Scott Sumner puts yesterday's round of Fed activity in perspective:
Bernanke emphasized that monetary stimulus is not like fiscal stimulus, it actually reduces the budget deficit. That’s right… He said it was an 11 to 1 vote… Bernanke deserves a lot of credit for what the Fed did today. It’s not as much as I’d like, but he’s way out in front of the median economist. It could be much worse.
Yglesias hails Sumner's underdog bloggy clout:
Professors at Bentley University who've never published a famous book don't normally shift the public debate. But Sumner's vigorous and relentless blogging throughout the crisis on the potential of expectations-focused monetary policy really broke through. It all began with some links from Tyler Cowen and perhaps a tiff with Paul Krugman.

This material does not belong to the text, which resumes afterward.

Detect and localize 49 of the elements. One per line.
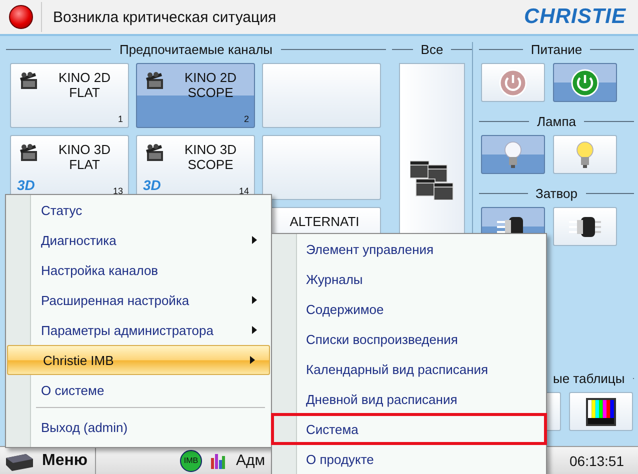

I became a regular reader and his ideas have done a lot to influence me, and you can clearly see the influence on Ryan Avent at the Economist, Matt O'Brien at the Atlantic, Ramesh Ponnuru at National Review, Josh Barro at Bloomberg, and a few of the Wonkblog contributors. Outside the exciting world of online economics punditry, NGDP targeting hasn't (yet!) caught fire as rapidly but it gained explicit allegiance from Christina Romer, Krugman, the economics team at Goldman Sachs, and eventually Chicago Federal Reserve President Charles Evans who started out with a different but similar-in-spirit program.